Impeachment Required to Remove Members of the Judiciary
Unlike the president or members of the legislative branch, Supreme Court Justices and federal judges do not have term limits. These members of the judiciary may be removed after being impeached by the House of Representatives and upon conviction in an impeachment trial in the Senate. The purpose of having an unlimited term is so that these arbiters of justice are insulated from political pressure which could influence their decisions.
SCOTUS Established by the Constitution
The Supreme Court is the only court established by the Constitution. Unlike lesser courts, the Supreme Court Justices decide if a law or ruling is constitutional or unconstitutional or if the lower courts applied the law appropriately. The United States District Courts and the thirteen Courts of Appeals were established by Congress.
Supreme Court decisions are of national importance because they are the final authority on what is and is not constitutional.

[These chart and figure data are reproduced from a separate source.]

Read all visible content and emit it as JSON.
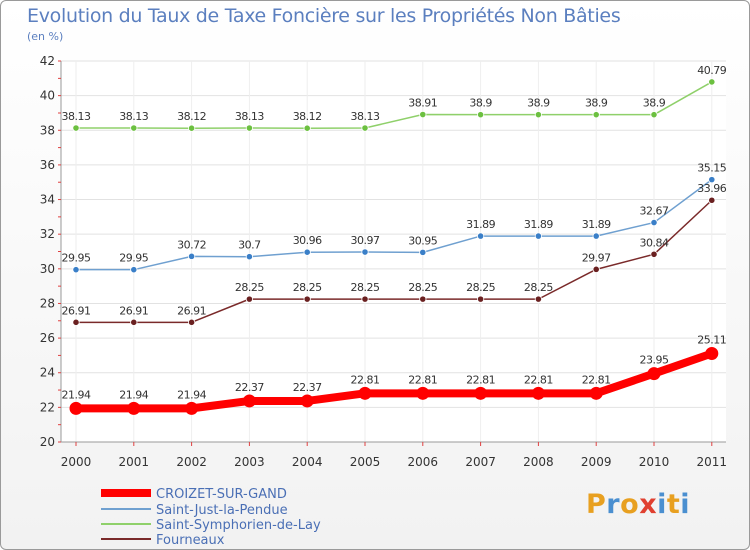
{
  "title": "Evolution du Taux de Taxe Foncière sur les Propriétés Non Bâties",
  "subtitle": "(en %)",
  "logo": {
    "text": "Proxiti",
    "letter_colors": [
      "#e8a020",
      "#4a8fd0",
      "#e8a020",
      "#e04030",
      "#4a8fd0",
      "#e8a020",
      "#4a8fd0"
    ]
  },
  "chart_data": {
    "type": "line",
    "title": "Evolution du Taux de Taxe Foncière sur les Propriétés Non Bâties",
    "ylabel": "(en %)",
    "xlabel": "",
    "ylim": [
      20,
      42
    ],
    "yticks": [
      20,
      22,
      24,
      26,
      28,
      30,
      32,
      34,
      36,
      38,
      40,
      42
    ],
    "grid": true,
    "categories": [
      "2000",
      "2001",
      "2002",
      "2003",
      "2004",
      "2005",
      "2006",
      "2007",
      "2008",
      "2009",
      "2010",
      "2011"
    ],
    "series": [
      {
        "name": "CROIZET-SUR-GAND",
        "color": "#ff0000",
        "marker_color": "#ff0000",
        "values": [
          21.94,
          21.94,
          21.94,
          22.37,
          22.37,
          22.81,
          22.81,
          22.81,
          22.81,
          22.81,
          23.95,
          25.11
        ],
        "labels": [
          "21.94",
          "21.94",
          "21.94",
          "22.37",
          "22.37",
          "22.81",
          "22.81",
          "22.81",
          "22.81",
          "22.81",
          "23.95",
          "25.11"
        ]
      },
      {
        "name": "Saint-Just-la-Pendue",
        "color": "#6fa0d0",
        "marker_color": "#3a7fc8",
        "values": [
          29.95,
          29.95,
          30.72,
          30.7,
          30.96,
          30.97,
          30.95,
          31.89,
          31.89,
          31.89,
          32.67,
          35.15
        ],
        "labels": [
          "29.95",
          "29.95",
          "30.72",
          "30.7",
          "30.96",
          "30.97",
          "30.95",
          "31.89",
          "31.89",
          "31.89",
          "32.67",
          "35.15"
        ]
      },
      {
        "name": "Saint-Symphorien-de-Lay",
        "color": "#8fd06a",
        "marker_color": "#6cc040",
        "values": [
          38.13,
          38.13,
          38.12,
          38.13,
          38.12,
          38.13,
          38.91,
          38.9,
          38.9,
          38.9,
          38.9,
          40.79
        ],
        "labels": [
          "38.13",
          "38.13",
          "38.12",
          "38.13",
          "38.12",
          "38.13",
          "38.91",
          "38.9",
          "38.9",
          "38.9",
          "38.9",
          "40.79"
        ]
      },
      {
        "name": "Fourneaux",
        "color": "#7a2a2a",
        "marker_color": "#6a2020",
        "values": [
          26.91,
          26.91,
          26.91,
          28.25,
          28.25,
          28.25,
          28.25,
          28.25,
          28.25,
          29.97,
          30.84,
          33.96
        ],
        "labels": [
          "26.91",
          "26.91",
          "26.91",
          "28.25",
          "28.25",
          "28.25",
          "28.25",
          "28.25",
          "28.25",
          "29.97",
          "30.84",
          "33.96"
        ]
      }
    ]
  }
}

The motto of the Supreme Court is “Equal Justice Under Law.” This court is given power by the Constitution to decide whether or not local, state, and federal governments are acting in accordance with the laws and the Constitution.
SCOTUS Has Final Authority
The Supreme Court is the final court with the power to declare an act of the president as unconstitutional. Federal Courts and Federal Courts of Appeals hear cases involving POTUS before SCOTUS gets it. Only in rate circumstances does SCOTUS have “original jurisdiction,” meaning the process begins and ends there. Since SCOTUS is the final authority, its findings cannot be questioned by another court.

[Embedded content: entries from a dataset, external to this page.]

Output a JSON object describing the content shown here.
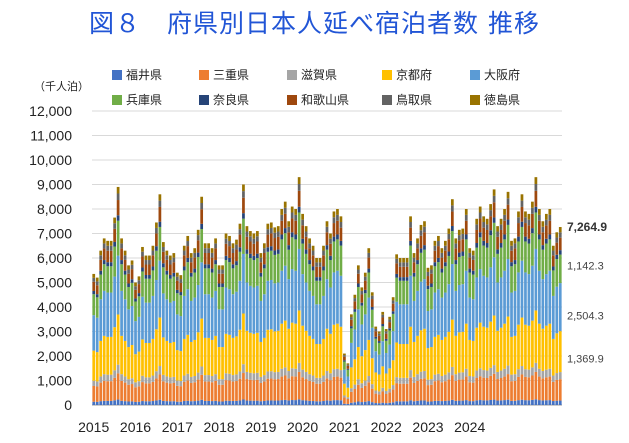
{
  "title": "図８　府県別日本人延べ宿泊者数 推移",
  "chart_data": {
    "type": "bar",
    "stacked": true,
    "unit_label": "（千人泊）",
    "ylim": [
      0,
      12000
    ],
    "y_ticks": [
      "0",
      "1,000",
      "2,000",
      "3,000",
      "4,000",
      "5,000",
      "6,000",
      "7,000",
      "8,000",
      "9,000",
      "10,000",
      "11,000",
      "12,000"
    ],
    "x_labels": [
      "2015",
      "2016",
      "2017",
      "2018",
      "2019",
      "2020",
      "2021",
      "2022",
      "2023",
      "2024"
    ],
    "x_label_months": [
      0,
      12,
      24,
      36,
      48,
      60,
      72,
      84,
      96,
      108
    ],
    "grid": true,
    "legend_position": "top",
    "series": [
      {
        "name": "福井県",
        "color": "#4472c4"
      },
      {
        "name": "三重県",
        "color": "#ed7d31"
      },
      {
        "name": "滋賀県",
        "color": "#a5a5a5"
      },
      {
        "name": "京都府",
        "color": "#ffc000"
      },
      {
        "name": "大阪府",
        "color": "#5b9bd5"
      },
      {
        "name": "兵庫県",
        "color": "#70ad47"
      },
      {
        "name": "奈良県",
        "color": "#264478"
      },
      {
        "name": "和歌山県",
        "color": "#9e480e"
      },
      {
        "name": "鳥取県",
        "color": "#636363"
      },
      {
        "name": "徳島県",
        "color": "#997300"
      }
    ],
    "shares": [
      0.025,
      0.12,
      0.04,
      0.23,
      0.27,
      0.16,
      0.025,
      0.07,
      0.03,
      0.03
    ],
    "totals": [
      5350,
      5200,
      6300,
      6800,
      6700,
      6700,
      7650,
      8900,
      6800,
      6300,
      5700,
      5900,
      5000,
      5250,
      6450,
      6100,
      6100,
      6500,
      7450,
      8600,
      6650,
      6300,
      6100,
      6200,
      5400,
      5300,
      6500,
      6900,
      6200,
      6400,
      7150,
      8500,
      6600,
      6600,
      6400,
      6800,
      5700,
      5700,
      7000,
      6900,
      6600,
      6750,
      7400,
      9000,
      7300,
      7100,
      7000,
      7100,
      6200,
      6600,
      7400,
      7450,
      7250,
      7300,
      8000,
      8300,
      7500,
      8100,
      8000,
      9300,
      7800,
      7300,
      6800,
      6500,
      6000,
      6000,
      6500,
      7500,
      7000,
      7900,
      8000,
      7700,
      2100,
      1700,
      3700,
      4500,
      5700,
      4800,
      5400,
      6400,
      4600,
      3200,
      3000,
      3800,
      3100,
      3600,
      4400,
      6150,
      6000,
      6000,
      6000,
      7700,
      6200,
      6800,
      7350,
      7500,
      5600,
      5700,
      6700,
      6900,
      6400,
      6700,
      7200,
      8400,
      6800,
      7150,
      7200,
      8000,
      6400,
      6300,
      7600,
      8100,
      7700,
      7600,
      8200,
      8800,
      7300,
      7600,
      8000,
      8700,
      6700,
      6800,
      7900,
      8600,
      7900,
      7800,
      8300,
      9300,
      8000,
      7500,
      7800,
      8000,
      6500,
      7050,
      7264.9
    ],
    "annotations": [
      {
        "label": "7,264.9",
        "value": 7264.9,
        "bold": true
      },
      {
        "label": "1,142.3",
        "value": 5700
      },
      {
        "label": "2,504.3",
        "value": 3650
      },
      {
        "label": "1,369.9",
        "value": 1900
      }
    ]
  }
}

The Legislative and Executive Branches Check the Powers of SCOTUS
Although the rulings of SCOTUS are final, SCOTUS is subject to checks and balances by the other two branches. If Congress believes that SCOTUS did not apply the law the way it was intended when written, Congress may rewrite the law to remove any doubt, or to correct any constitutional deficiencies identified. The president may then sign the new acts into law. This is very different from lower courts where the judgments and decisions can be appealed multiple times. Although the Supreme Court hears and rules upon less than one hundred and fifty cases annually, they receive thousands of requests for rulings each year. Unlike other courts SCOTUS does not hear witnesses, rather attorneys representing the interests of all involved parties address the court and answer questions of the justices. Each attorney’s time is strictly limited. While litigants in civil cases may attend SCOTUS hearings, criminal cases do not include the appellant because there are no witnesses to face.
Appointing Federal Judges
Judges for all federal courts also receive their appointment from the president and undergo confirmation with the “advice and consent” of the Senate. Federal judges, like justices receive lifetime appointments.
Some Federal Courts Not Part of the Judicial Branch
There is another type of court within the federal government that is not part of the judicial branch, administrative courts such as immigration court, Social Security courts of appeals, and others with quasi-judicial functions. These administrative courts attempt to provide an avenue of due process as the participants appeal the application of administrative rules and policies. These courts have Administrative Law Judges who hear cases. Their goal is to reach a decision that fits within the framework of the executive branch agency for whom they hear cases. In most instances, this is the final level if appeal for an individual with a case before an agency, before filing an appeal of an unfavorable decision to the U.S. District Court. Once the case moves to the U.S. District Court, the judicial branch of the government makes a final decision.